Hello,
I have a large list of NCBI accession numbers (~2000) in a TSV file, and I would like to generate a list of TaxId matches. After trying a couple of options, I settled on the bash loop presented in this post. I'll reproduce my slightly modified version here:
#!/bin/bash
for acc in `cat <file.tsv>` ; do
efetch -format docsum -db nuccore -id $acc \
| xtract -pattern DocumentSummary -element AccessionVersion,TaxId \
>> <outfile.txt>;
done
When I run this loop, I get the following error:
ERROR in esummary: invalid uid cat at position=0 XM_022318843.1
When I enter this accession into the ncbi search bar, it turns up a valid entry. All other accessions are successfully matched to TaxIds, but the accession named in the error is left out, which disrupts the order of accessions in the TSV file. Even weirder, if I run the script multiple times, I get the same error, but for different accession numbers. On my third try, the script ran with no errors and from what I can tell, the output is exactly what I need.

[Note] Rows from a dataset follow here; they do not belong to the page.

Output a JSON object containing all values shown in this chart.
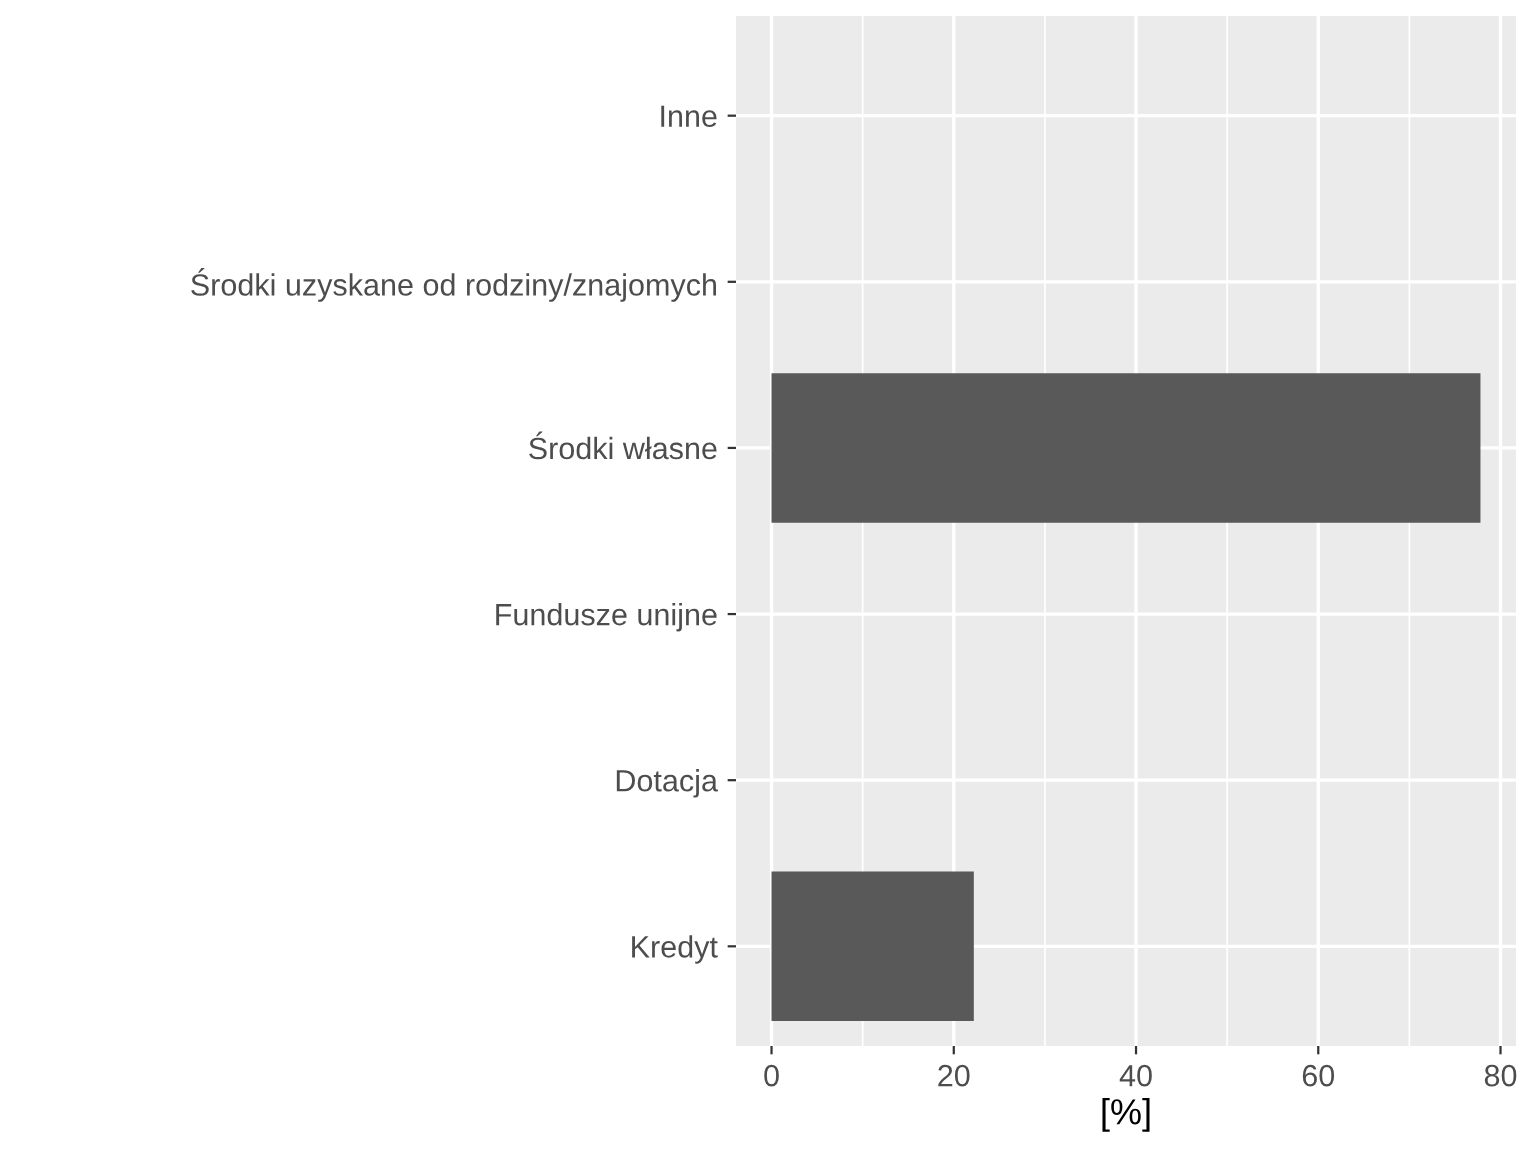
{
  "chart_data": {
    "type": "bar",
    "orientation": "horizontal",
    "xlabel": "[%]",
    "categories": [
      "Inne",
      "Środki uzyskane od rodziny/znajomych",
      "Środki własne",
      "Fundusze unijne",
      "Dotacja",
      "Kredyt"
    ],
    "values": [
      0,
      0,
      77.8,
      0,
      0,
      22.2
    ],
    "color": "#595959",
    "xlim": [
      -3.9,
      81.7
    ],
    "xticks": [
      0,
      20,
      40,
      60,
      80
    ],
    "grid": true
  }
}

Technically the problem is solved, but this is still a mystery and I would like an answer. If there's some weird quirk of Entrez Direct or my script, I would like to know in case it might cause issues downstream.
I ran:
So it works fine - I'm guessing your input is malformed. Try running
grep "XM_022318843.1" file.tsv | cat -te
and see if it prints any unexpected invisible characters.Hi. As I mentioned in the question, when I ran the script a second time I didn't get an error for that accession, it was matched successfully. I assumed based on this that my file was formatted correctly, but that there's an issue within Entrez Direct that's causing certain accessions to be dropped, seemingly at random.
I apologize for not reading your question well. As you say, it does seem to be a server-side problem. The API key that genomax mentions should solve your problem.